Lihat ke Halaman Asli

Syukri Muhammad Syukri

TERVERIFIKASI

Menulis untuk berbagi

Ada Mantra Dalam Secangkir Kopi

Diperbarui: 17 Juni 2015   06:46

Kompasiana adalah platform blog. Konten ini menjadi tanggung jawab bloger dan tidak mewakili pandangan redaksi Kompas.

1432139810113684081

[caption id="attachment_384662" align="aligncenter" width="640" caption="Mengalir mantra kopi dalam secangkir kopi"][/caption]

Di dunia perkopian, dikenal dua spesies kopi yang cukup populer dilidah para pengopi. Ada kopi berasal dari spesies Robusta dengan nama latin Coffea Robusta Lindl dan ada juga spesies Arabika yang bernama latin Coffea Arabica Lindl. Kedua spesies kopi ini tumbuh di kawasan tropis pada ketinggian yang berbeda, karakter, cita rasa dan kandungan kafein kedua spesies kopi itu juga berbeda.

Spesies Robusta tumbuh di dataran rendah pada ketinggian antara 300-700 meter dari permukaan laut. Tanamannya lebih pendek dan berdaun lebar yang menghasilkan biji bulat dan kecil. Kehebatannya, spesies kopi jenis ini memiliki daya tahan terhadap hama dan penyakit. Di Indonesia, spesies Robusta banyak dibudidayakan di wilayah Lampung dan Sumatera Selatan. Rasa dari kopi ini cenderung pahit dengan kandungan kafeinnya mencapai 2%. Istimewanya, harga kopi Robusta lebih murah dan menguasai 40% pangsa pasar kopi dunia.

Sementara itu, spesies Arabica hanya dapat dibudidayakan di dataran tinggi, yaitu pada ketinggian diatas 700 meter dari permukaan laut. Tanaman ini berdaun kecil dan panjangnya  bisa mencapai 9 meter. Biji yang dihasilkan berbentuk lonjong, gepeng dan memanjang, lebih besar dari biji kopi Robusta. Meskipun spesies Arabica terkenal kaya rasa, kandungan kafein antara 0,8-1,4%, dan menguasai 60% pangsa pasar kopi dunia, tetapi tanaman ini cukup rentan terhadap hama dan penyakit. Sebarannya di Indonesia meliputi wilayah Aceh (Dataran Tinggi Gayo), Sumatera Utara, Toraja, Papua, Bali, Jawa Barat dan Flores.

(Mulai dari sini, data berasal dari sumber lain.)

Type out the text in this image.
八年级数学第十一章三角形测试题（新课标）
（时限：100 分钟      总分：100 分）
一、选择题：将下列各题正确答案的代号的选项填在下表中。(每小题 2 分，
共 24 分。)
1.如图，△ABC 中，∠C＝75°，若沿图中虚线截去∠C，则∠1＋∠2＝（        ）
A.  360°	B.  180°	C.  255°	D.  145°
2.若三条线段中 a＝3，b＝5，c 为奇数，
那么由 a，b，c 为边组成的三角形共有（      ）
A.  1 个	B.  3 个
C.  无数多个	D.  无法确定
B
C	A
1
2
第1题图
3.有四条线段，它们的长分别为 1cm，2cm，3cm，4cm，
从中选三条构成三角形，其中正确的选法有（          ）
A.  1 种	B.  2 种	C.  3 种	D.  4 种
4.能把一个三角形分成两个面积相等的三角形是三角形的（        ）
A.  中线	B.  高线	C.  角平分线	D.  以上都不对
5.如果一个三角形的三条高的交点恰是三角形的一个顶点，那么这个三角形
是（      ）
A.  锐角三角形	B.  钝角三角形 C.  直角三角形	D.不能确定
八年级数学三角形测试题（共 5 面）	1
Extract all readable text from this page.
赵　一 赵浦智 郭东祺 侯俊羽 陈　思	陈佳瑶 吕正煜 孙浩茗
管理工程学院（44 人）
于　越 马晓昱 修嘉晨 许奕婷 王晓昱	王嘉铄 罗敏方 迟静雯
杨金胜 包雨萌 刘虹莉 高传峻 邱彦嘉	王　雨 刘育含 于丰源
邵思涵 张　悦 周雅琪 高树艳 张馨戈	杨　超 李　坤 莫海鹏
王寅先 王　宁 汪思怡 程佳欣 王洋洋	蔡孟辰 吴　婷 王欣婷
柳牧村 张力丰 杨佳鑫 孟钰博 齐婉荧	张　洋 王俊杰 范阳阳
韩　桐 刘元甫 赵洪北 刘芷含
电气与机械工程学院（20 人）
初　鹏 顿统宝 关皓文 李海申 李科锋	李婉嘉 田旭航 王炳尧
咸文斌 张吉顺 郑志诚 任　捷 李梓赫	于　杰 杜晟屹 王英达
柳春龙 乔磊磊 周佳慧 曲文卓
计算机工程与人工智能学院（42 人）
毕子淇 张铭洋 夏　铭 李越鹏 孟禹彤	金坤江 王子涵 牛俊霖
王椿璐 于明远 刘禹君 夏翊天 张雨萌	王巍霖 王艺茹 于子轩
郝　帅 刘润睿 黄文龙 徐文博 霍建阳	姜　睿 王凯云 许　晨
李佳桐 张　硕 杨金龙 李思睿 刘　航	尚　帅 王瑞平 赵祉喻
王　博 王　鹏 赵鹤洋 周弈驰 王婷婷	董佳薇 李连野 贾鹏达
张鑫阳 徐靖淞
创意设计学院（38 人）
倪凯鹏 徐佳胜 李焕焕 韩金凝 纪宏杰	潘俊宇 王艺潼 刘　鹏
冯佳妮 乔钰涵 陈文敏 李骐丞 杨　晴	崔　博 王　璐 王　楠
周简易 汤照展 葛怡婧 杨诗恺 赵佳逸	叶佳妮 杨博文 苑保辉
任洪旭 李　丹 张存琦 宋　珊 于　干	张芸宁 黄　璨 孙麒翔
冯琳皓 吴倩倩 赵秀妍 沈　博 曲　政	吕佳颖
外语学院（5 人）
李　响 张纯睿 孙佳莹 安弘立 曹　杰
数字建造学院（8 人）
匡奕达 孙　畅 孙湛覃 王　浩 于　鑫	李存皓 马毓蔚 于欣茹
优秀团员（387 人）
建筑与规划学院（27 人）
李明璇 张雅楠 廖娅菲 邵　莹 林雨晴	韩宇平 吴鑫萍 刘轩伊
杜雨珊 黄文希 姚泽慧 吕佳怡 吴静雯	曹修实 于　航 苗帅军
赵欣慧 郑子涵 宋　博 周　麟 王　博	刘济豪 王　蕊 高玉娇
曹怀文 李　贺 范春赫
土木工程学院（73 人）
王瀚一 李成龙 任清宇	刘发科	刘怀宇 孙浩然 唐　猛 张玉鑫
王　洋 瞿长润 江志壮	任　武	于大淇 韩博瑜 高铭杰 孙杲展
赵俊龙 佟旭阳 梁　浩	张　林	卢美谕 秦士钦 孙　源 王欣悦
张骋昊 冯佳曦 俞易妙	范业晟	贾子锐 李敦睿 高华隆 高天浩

Kopi bukan tanaman baru. Bahan baku minuman penyegar ini mulai dikenal suku Galla di Afrika Timur 1000 tahun sebelum masehi (SM). Tahun 5 Masehi, kopi mulai meluas ke  pelosok Ethiopia yang dikenal dengan Legenda Tarian Kambing. Dalam legenda itu dikisahkan tentang pengembala kambing di Ethiopia yang mengenal efek kafein setelah melihat kambingnya menari-nari, lincah dan cekatan setelah memakan buah kopi.

Sejak tahun 700-1000 M, kopi mulai dikenal oleh bangsa Arab dan terus menyebar seiring dengan penyebaran agama Islam. Sampai akhirnya kopi masuk ke nusantara sekitar tahun 1699, dan kemudian kopi Arabica diperkenalkan di Dataran Tinggi Gayo pada tahun 1924.

Kini, Dataran Tinggi Gayo menjadi salah satu sentra produksi kopi Arabica terluas di Indonesia, luasnya mencapai 81 ribu hektar lebih. Selain kopi Arabica, di wilayah ini ditanami dengan kopi Robusta sesuai ketinggian lahan. Puluhan ribu kepala keluarga selaku pemilik ladang kopi itu, yang pasti telah menggantungkan ekonomi keluarganya dari tanaman kopi.

Terlepas dari potensi ekonomi kopi Arabica maupun Robusta, sebenarnya ada hal menarik dalam tradisi menanam kopi di wilayah Dataran Tinggi Gayo, Aceh. Menanam kopi memang pekerjan teknis yang sudah sangat dipahami para petani. Namun, mereka mendapat warisan kearifan lokal yang sangat berharga yang berasal dari muyang datu (nenek moyang). Warisan itu oleh satrawan Fikar W Eda disebut dengan istilah “Mantra Kopi.”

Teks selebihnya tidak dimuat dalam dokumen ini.